Intellectual = Incongruity + Word Play: a facts and ideas person, someone who likes to deal perceptively with reality, facts, words, and ideas.

It should be noted that these six rubrics were established entirely on the basis of the underlying values of the humor forms prior to any application of humor analysis to literature.

Thus returning to Shakespeare’s 1 Henry IV, the predominance of Gotcha and Word Play give the play an Advocate humor personality.  The play, of course, is full of advocacy. Falstaff is constantly advocating—for himself, for a place in court, for his life style, and for his lovability. The prince and Shakespeare advocate to the king and to all of England that Hal is indeed qualified to ascend to the throne and that his carousing with low life is excusable and perhaps even commendable. The argument is twice rehearsed between Hal and Falstaff, then delivered in a third form before the throne, and then acted out on the battlefield by Hal’s slaying of Hotspur, who himself has been advocating that Hal is not fit to be dogcatcher, let alone king.

So we should be easily comfortable with the conclusion that the play has an Advocate humor personality.  But the latter conclusion is based entirely on humor analysis without regard to plot elements.

On the other hand, Comedy of Errors, which is dominated by opposite humors, Incongruity and Sympathetic Pain, has a Reconciler personality. Now, it can be argued that all or almost all comedy has some sort of reconciliation. But not all comedy presents us with as many rendings, alienations, misunderstandings, and miscarriages of justice so badly in need of reconciliation as does Comedy of Errors.

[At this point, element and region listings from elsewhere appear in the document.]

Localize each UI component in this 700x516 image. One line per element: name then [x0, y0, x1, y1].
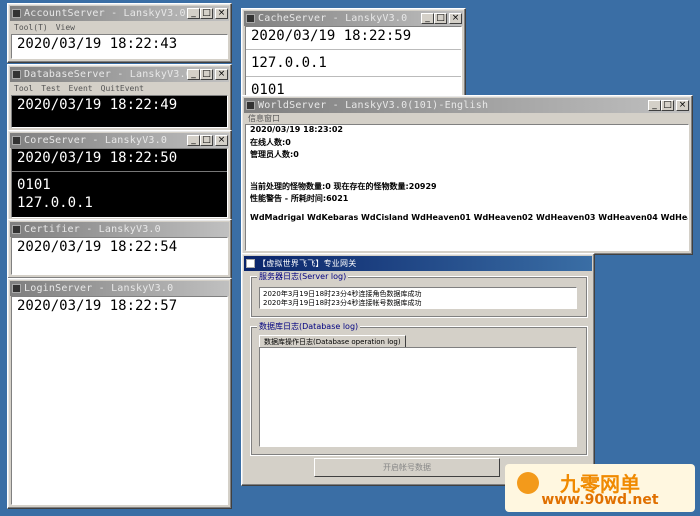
menu-view[interactable]: View [56, 23, 75, 32]
log-line: 在线人数:0 [250, 138, 291, 147]
watermark-url: www.90wd.net [541, 492, 659, 508]
divider [12, 171, 227, 172]
menu-tool[interactable]: Tool(T) [14, 23, 48, 32]
log-line: WdMadrigal WdKebaras WdCisland WdHeaven0… [250, 213, 688, 222]
world-server-window: WorldServer - LanskyV3.0(101)-English _ … [241, 95, 693, 255]
app-icon [12, 136, 21, 145]
account-server-titlebar[interactable]: AccountServer - LanskyV3.0 - release _ □… [10, 6, 229, 21]
app-icon [12, 70, 21, 79]
cache-server-window: CacheServer - LanskyV3.0 _ □ × 2020/03/1… [241, 8, 466, 100]
close-button[interactable]: × [449, 13, 462, 24]
server-log-group: 服务器日志(Server log) 2020年3月19日18时23分4秒连接角色… [250, 271, 588, 318]
log-line: 0101 [251, 82, 285, 96]
window-title: Certifier - LanskyV3.0 [24, 224, 161, 235]
window-title: AccountServer - LanskyV3.0 - release [24, 8, 187, 19]
log-line: 2020年3月19日18时23分4秒连接角色数据库成功 [263, 290, 422, 298]
log-line: 当前处理的怪物数量:0 现在存在的怪物数量:20929 [250, 182, 437, 191]
divider [246, 76, 461, 77]
log-area: 2020/03/19 18:22:49 [11, 95, 228, 128]
menu-quit-event[interactable]: QuitEvent [101, 84, 144, 93]
world-server-titlebar[interactable]: WorldServer - LanskyV3.0(101)-English _ … [244, 98, 690, 113]
cache-server-titlebar[interactable]: CacheServer - LanskyV3.0 _ □ × [244, 11, 463, 26]
close-button[interactable]: × [215, 69, 228, 80]
menu-tool[interactable]: Tool [14, 84, 33, 93]
core-server-window: CoreServer - LanskyV3.0 _ □ × 2020/03/19… [7, 130, 232, 222]
log-area: 2020/03/19 18:22:50 0101 127.0.0.1 [11, 148, 228, 218]
divider [246, 49, 461, 50]
app-icon [246, 259, 255, 268]
server-log-label: 服务器日志(Server log) [257, 271, 349, 282]
log-line: 管理员人数:0 [250, 150, 299, 159]
certifier-window: Certifier - LanskyV3.0 2020/03/19 18:22:… [7, 219, 232, 279]
log-line: 2020/03/19 18:22:49 [17, 97, 178, 113]
gateway-window: 【虚拟世界飞飞】专业网关 服务器日志(Server log) 2020年3月19… [241, 253, 595, 486]
window-title: CacheServer - LanskyV3.0 [258, 13, 408, 24]
login-server-window: LoginServer - LanskyV3.0 2020/03/19 18:2… [7, 278, 232, 509]
app-icon [246, 14, 255, 23]
close-button[interactable]: × [676, 100, 689, 111]
log-line: 127.0.0.1 [251, 55, 327, 71]
maximize-button[interactable]: □ [200, 8, 213, 19]
login-server-titlebar[interactable]: LoginServer - LanskyV3.0 [10, 281, 229, 296]
close-button[interactable]: × [215, 135, 228, 146]
gateway-titlebar[interactable]: 【虚拟世界飞飞】专业网关 [244, 256, 592, 271]
menubar: Tool(T) View [10, 21, 229, 33]
minimize-button[interactable]: _ [187, 135, 200, 146]
window-title: LoginServer - LanskyV3.0 [24, 283, 174, 294]
window-title: 【虚拟世界飞飞】专业网关 [258, 259, 357, 268]
database-log-label: 数据库日志(Database log) [257, 321, 361, 332]
site-watermark: 九零网单 www.90wd.net [505, 464, 695, 512]
minimize-button[interactable]: _ [421, 13, 434, 24]
window-title: DatabaseServer - LanskyV3.0 [24, 69, 187, 80]
app-icon [246, 101, 255, 110]
window-title: WorldServer - LanskyV3.0(101)-English [258, 100, 489, 111]
log-area: 2020/03/19 18:22:59 127.0.0.1 0101 [245, 26, 462, 96]
app-icon [12, 225, 21, 234]
app-icon [12, 284, 21, 293]
log-line: 性能警告 - 所耗时间:6021 [250, 194, 349, 203]
core-server-titlebar[interactable]: CoreServer - LanskyV3.0 _ □ × [10, 133, 229, 148]
maximize-button[interactable]: □ [434, 13, 447, 24]
maximize-button[interactable]: □ [200, 69, 213, 80]
log-line: 2020/03/19 18:22:43 [17, 36, 178, 52]
log-line: 2020/03/19 18:22:54 [17, 239, 178, 255]
database-log-box[interactable] [259, 347, 577, 447]
menubar: Tool Test Event QuitEvent [10, 82, 229, 94]
log-line: 0101 [17, 177, 51, 193]
maximize-button[interactable]: □ [661, 100, 674, 111]
server-log-box[interactable]: 2020年3月19日18时23分4秒连接角色数据库成功 2020年3月19日18… [259, 287, 577, 309]
database-server-titlebar[interactable]: DatabaseServer - LanskyV3.0 _ □ × [10, 67, 229, 82]
database-log-group: 数据库日志(Database log) 数据库操作日志(Database ope… [250, 321, 588, 456]
menu-info-window[interactable]: 信息窗口 [248, 113, 280, 124]
certifier-titlebar[interactable]: Certifier - LanskyV3.0 [10, 222, 229, 237]
log-line: 2020/03/19 18:22:50 [17, 150, 178, 166]
log-line: 127.0.0.1 [17, 195, 93, 211]
menubar: 信息窗口 [244, 112, 690, 124]
menu-test[interactable]: Test [41, 84, 60, 93]
open-account-data-button[interactable]: 开启帐号数据 [314, 458, 500, 477]
minimize-button[interactable]: _ [187, 69, 200, 80]
log-area: 2020/03/19 18:22:57 [11, 296, 228, 505]
window-title: CoreServer - LanskyV3.0 [24, 135, 168, 146]
log-line: 2020/03/19 18:22:57 [17, 298, 178, 314]
app-icon [12, 9, 21, 18]
minimize-button[interactable]: _ [648, 100, 661, 111]
maximize-button[interactable]: □ [200, 135, 213, 146]
minimize-button[interactable]: _ [187, 8, 200, 19]
menu-event[interactable]: Event [69, 84, 93, 93]
log-line: 2020年3月19日18时23分4秒连接帐号数据库成功 [263, 299, 422, 307]
close-button[interactable]: × [215, 8, 228, 19]
database-server-window: DatabaseServer - LanskyV3.0 _ □ × Tool T… [7, 64, 232, 132]
log-area: 2020/03/19 18:22:43 [11, 34, 228, 59]
log-line: 2020/03/19 18:23:02 [250, 125, 343, 134]
log-line: 2020/03/19 18:22:59 [251, 28, 412, 44]
account-server-window: AccountServer - LanskyV3.0 - release _ □… [7, 3, 232, 63]
log-area: 2020/03/19 18:23:02 在线人数:0 管理员人数:0 当前处理的… [245, 124, 689, 251]
log-area: 2020/03/19 18:22:54 [11, 237, 228, 275]
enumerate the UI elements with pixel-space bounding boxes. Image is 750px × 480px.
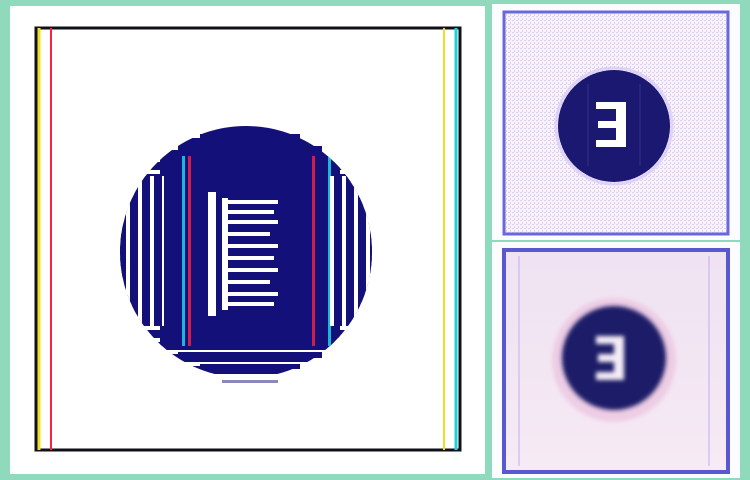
bottom-right-panel <box>492 242 740 478</box>
main-panel <box>10 6 485 474</box>
figure-stage <box>0 0 750 480</box>
noisy-circle-letter-e-icon <box>502 10 730 236</box>
blurred-circle-letter-e-icon <box>502 248 730 474</box>
bottom-letter-e <box>596 336 624 380</box>
top-letter-e <box>596 102 626 147</box>
top-right-panel <box>492 4 740 240</box>
halftone-disc <box>120 126 372 378</box>
halftone-circle-letter-e-icon <box>34 26 462 452</box>
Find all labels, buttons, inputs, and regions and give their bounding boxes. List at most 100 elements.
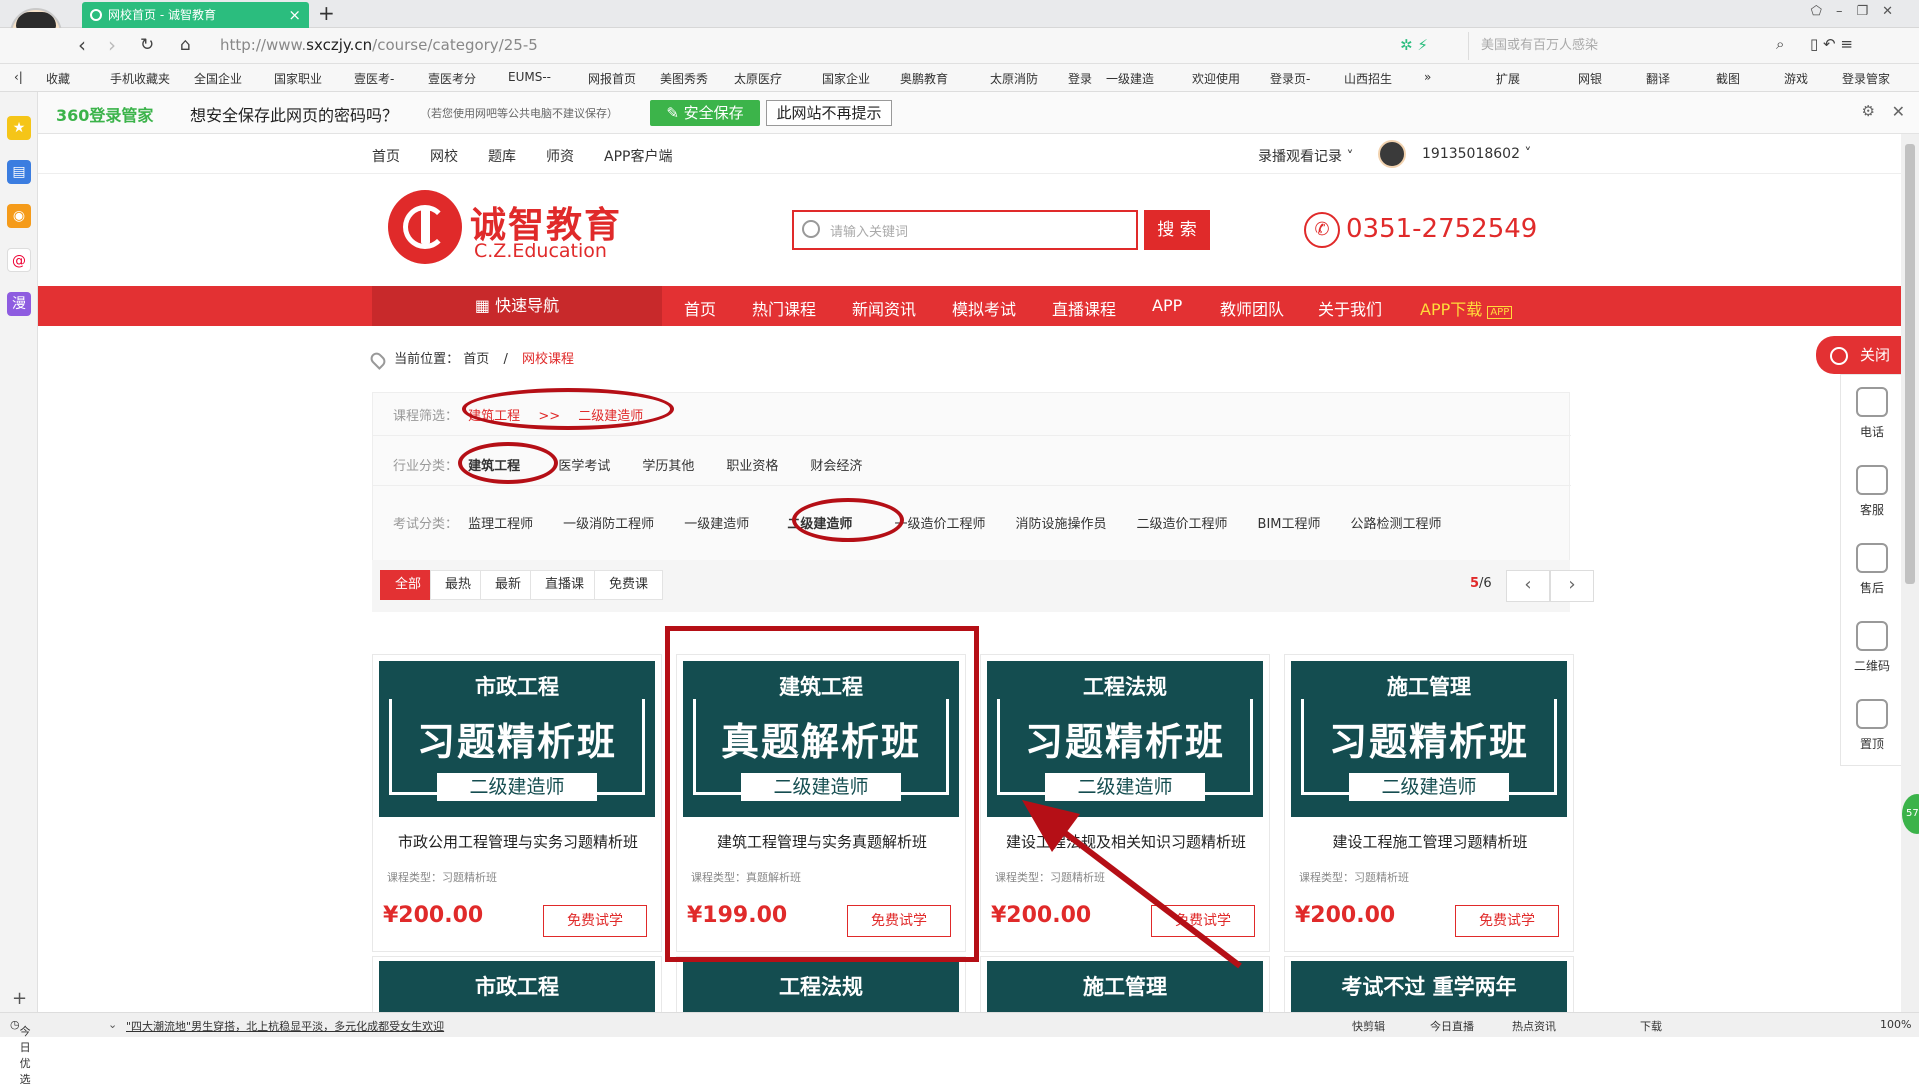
course-thumbnail[interactable]: 工程法规 <box>683 961 959 1012</box>
filter-option[interactable]: BIM工程师 <box>1258 513 1321 532</box>
service-item[interactable]: 客服 <box>1841 453 1903 533</box>
filter-option[interactable]: 一级建造师 <box>684 513 749 532</box>
sort-tab[interactable]: 最新 <box>480 570 537 600</box>
toolbar-item[interactable]: 扩展 <box>1496 70 1520 87</box>
prev-page-button[interactable]: ‹ <box>1506 570 1550 602</box>
course-card[interactable]: 市政工程 习题精析班 二级建造师 市政公用工程管理与实务习题精析班 课程类型：习题精析班… <box>372 654 662 952</box>
status-item[interactable]: 今日直播 <box>1430 1018 1474 1034</box>
bookmark-item[interactable]: 收藏 <box>46 70 70 87</box>
mainnav-item[interactable]: 新闻资讯 <box>852 296 916 320</box>
sort-tab[interactable]: 全部 <box>380 570 437 600</box>
mainnav-item[interactable]: 热门课程 <box>752 296 816 320</box>
mainnav-item[interactable]: 关于我们 <box>1318 296 1382 320</box>
filter-option[interactable]: 财会经济 <box>810 455 862 474</box>
close-tab-icon[interactable]: × <box>288 2 301 28</box>
new-tab-button[interactable]: + <box>318 0 335 26</box>
course-thumbnail[interactable]: 市政工程 习题精析班 二级建造师 <box>379 661 655 817</box>
bookmark-item[interactable]: 太原消防 <box>990 70 1038 87</box>
mainnav-item[interactable]: 首页 <box>684 296 716 320</box>
sidebar-toggle-icon[interactable]: ‹| <box>14 70 23 84</box>
favorites-icon[interactable]: ★ <box>7 116 31 140</box>
username-link[interactable]: 19135018602 ˅ <box>1422 146 1531 162</box>
bookmark-item[interactable]: 全国企业 <box>194 70 242 87</box>
filter-option[interactable]: 职业资格 <box>726 455 778 474</box>
browser-tab-active[interactable]: 网校首页 - 诚智教育 × <box>82 2 309 28</box>
bookmark-item[interactable]: 国家职业 <box>274 70 322 87</box>
page-scrollbar[interactable] <box>1901 134 1919 1012</box>
never-prompt-button[interactable]: 此网站不再提示 <box>766 100 892 126</box>
close-icon[interactable]: ✕ <box>1892 102 1905 121</box>
panel-close-button[interactable]: 关闭 <box>1816 336 1902 374</box>
news-icon[interactable]: ▤ <box>7 160 31 184</box>
home-icon[interactable]: ⌂ <box>180 34 191 56</box>
course-thumbnail[interactable]: 考试不过 重学两年 <box>1291 961 1567 1012</box>
search-icon[interactable]: ⌕ <box>1776 35 1784 53</box>
daily-pick[interactable]: ◷ 今日优选 <box>10 1018 31 1086</box>
toolbar-item[interactable]: 登录管家 <box>1842 70 1890 87</box>
service-item[interactable]: 电话 <box>1841 375 1903 455</box>
weibo-icon[interactable]: ◉ <box>7 204 31 228</box>
user-avatar-small[interactable] <box>1378 140 1406 168</box>
topnav-link[interactable]: APP客户端 <box>604 146 672 166</box>
free-trial-button[interactable]: 免费试学 <box>543 905 647 937</box>
filter-option[interactable]: 医学考试 <box>558 455 610 474</box>
toolbar-item[interactable]: 网银 <box>1578 70 1602 87</box>
status-item[interactable]: 热点资讯 <box>1512 1018 1556 1034</box>
add-sidebar-icon[interactable]: + <box>12 988 27 1009</box>
service-item[interactable]: 置顶 <box>1841 687 1903 767</box>
service-item[interactable]: 售后 <box>1841 531 1903 611</box>
bookmark-item[interactable]: 美图秀秀 <box>660 70 708 87</box>
scrollbar-thumb[interactable] <box>1905 144 1915 584</box>
bookmark-item[interactable]: 壹医考分 <box>428 70 476 87</box>
bookmark-item[interactable]: 网报首页 <box>588 70 636 87</box>
service-item[interactable]: 二维码 <box>1841 609 1903 689</box>
free-trial-button[interactable]: 免费试学 <box>1455 905 1559 937</box>
filter-option[interactable]: 一级消防工程师 <box>563 513 654 532</box>
bookmark-item[interactable]: 登录页- <box>1270 70 1310 87</box>
bookmark-item[interactable]: 欢迎使用 <box>1192 70 1240 87</box>
mainnav-item[interactable]: 教师团队 <box>1220 296 1284 320</box>
gear-icon[interactable]: ⚙ <box>1862 102 1875 120</box>
next-page-button[interactable]: › <box>1550 570 1594 602</box>
site-search-input[interactable]: 请输入关键词 <box>792 210 1138 250</box>
safe-save-button[interactable]: ✎ 安全保存 <box>650 100 760 126</box>
course-thumbnail[interactable]: 施工管理 习题精析班 二级建造师 <box>1291 661 1567 817</box>
bookmark-item[interactable]: EUMS-- <box>508 70 551 84</box>
course-title[interactable]: 建设工程施工管理习题精析班 <box>1285 831 1575 852</box>
bookmark-item[interactable]: 山西招生 <box>1344 70 1392 87</box>
course-card[interactable]: 工程法规 <box>676 956 966 1012</box>
bookmark-item[interactable]: 太原医疗 <box>734 70 782 87</box>
mainnav-item[interactable]: 直播课程 <box>1052 296 1116 320</box>
mail-icon[interactable]: @ <box>7 248 31 272</box>
topnav-link[interactable]: 题库 <box>488 146 516 166</box>
bookmark-item[interactable]: 壹医考- <box>354 70 394 87</box>
course-title[interactable]: 市政公用工程管理与实务习题精析班 <box>373 831 663 852</box>
bookmark-item[interactable]: 手机收藏夹 <box>110 70 170 87</box>
toolbar-item[interactable]: 截图 <box>1716 70 1740 87</box>
mainnav-item[interactable]: APP <box>1152 296 1182 315</box>
comic-icon[interactable]: 漫 <box>7 292 31 316</box>
status-item[interactable]: 快剪辑 <box>1352 1018 1385 1034</box>
course-card[interactable]: 考试不过 重学两年 <box>1284 956 1574 1012</box>
site-logo-icon[interactable] <box>388 190 462 264</box>
breadcrumb-current[interactable]: 网校课程 <box>522 352 574 367</box>
topnav-link[interactable]: 首页 <box>372 146 400 166</box>
sort-tab[interactable]: 最热 <box>430 570 487 600</box>
filter-option[interactable]: 二级造价工程师 <box>1137 513 1228 532</box>
bookmark-item[interactable]: 国家企业 <box>822 70 870 87</box>
app-download-link[interactable]: APP下载 APP <box>1420 296 1513 320</box>
bookmarks-more[interactable]: » <box>1424 70 1431 84</box>
menu-icon[interactable]: ▯ ↶ ≡ <box>1810 35 1853 53</box>
url-field[interactable]: http://www.sxczjy.cn/course/category/25-… <box>220 36 538 54</box>
filter-option[interactable]: 学历其他 <box>642 455 694 474</box>
browser-search-input[interactable]: 美国或有百万人感染 <box>1468 32 1788 60</box>
course-thumbnail[interactable]: 市政工程 <box>379 961 655 1012</box>
mainnav-item[interactable]: 模拟考试 <box>952 296 1016 320</box>
bookmark-item[interactable]: 一级建造 <box>1106 70 1154 87</box>
course-card[interactable]: 市政工程 <box>372 956 662 1012</box>
back-icon[interactable]: ‹ <box>78 34 86 56</box>
sort-tab[interactable]: 直播课 <box>530 570 600 600</box>
topnav-link[interactable]: 网校 <box>430 146 458 166</box>
course-card[interactable]: 施工管理 习题精析班 二级建造师 建设工程施工管理习题精析班 课程类型：习题精析班 ¥20… <box>1284 654 1574 952</box>
sort-tab[interactable]: 免费课 <box>594 570 664 600</box>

The purpose of this essay is not to insist on a particular humor analysis of Shakespeare (for a more  developed discussion, see  “The Irrepressibly Complex Falstaff: A Humor Structure Analysis of Falstaff in Shakespeare’s Henry IV, Part I” (http://www.itchs.org/December%20Comedy/DC%20ch%2012%20.htm)), but rather  to illustrate that it is possible to identify dominant types of Humor of the Mind in a dramatic work and thereby to assign a humor personality to the work and  to propose that humor analysis can be further useful in considering the implications of that assignment for our understanding of the play as well as of the roll of humor as one of the elements that makes up the whole of the work.

Humor analysis is not always cut-and dried, and in fact frequently cases can be made for more than one humor personality, depending on the reading of the work.  Rather than casting doubts on the validity of humor analysis, such contentions raise awareness of the complexity of the work.

For example, in an analysis of Don Quixote, Paul and Elizabeth Grawe argued that the dominant Humor-of-the-Mind form was Incongruity—consistent with critical acclaim—but that arguments could be made for both Gotcha and Sympathetic Pain as the second most prevalent humor form (http://www.itchs.org/HQN%205.1.htm).  Gotcha would evoke a sense of justice, Sympathetic pain a sense of compassion. In terms of humor personality, Incongruity combined with Gotcha would give the work a Crusader personality while Incongruity combined with Sympathetic Pain would give the work a Reconciler personality. The elucidation of this split humor personality allows us to reconsider the centuries-old critical divisions over Don Quixote in a new light.

While many respected works can be analyzed as having two dominant types of Humor of the Mind, this type of analysis can also be a jump-off point.  What if all four types seem equally represented?  Or if only one type can be argued to be dominant?  What if the dominant forms of humor are not Humor of the Mind but something else, for example humor of the body or vitalist humor á là Henri Bergson or Suzanne Langer or irony or satire or wit? From the foundation of Humor-of-the-Mind analysis, we are positioned to investigate the workings of any number of humor forms and the textures they create.

Recognizing that humor comes in many distinct forms and sub-forms allows us to move beyond a superficial notion of humor’s role in literature as providing comic relief, a light tone, frivolity, or the “hilarity” so oft-claimed on film jacket blurbs toward a penetrating, insightful, sensitive analysis of how any number of distinct humor forms may weave their way into a work, evoking different values and creating a wide variety of textures.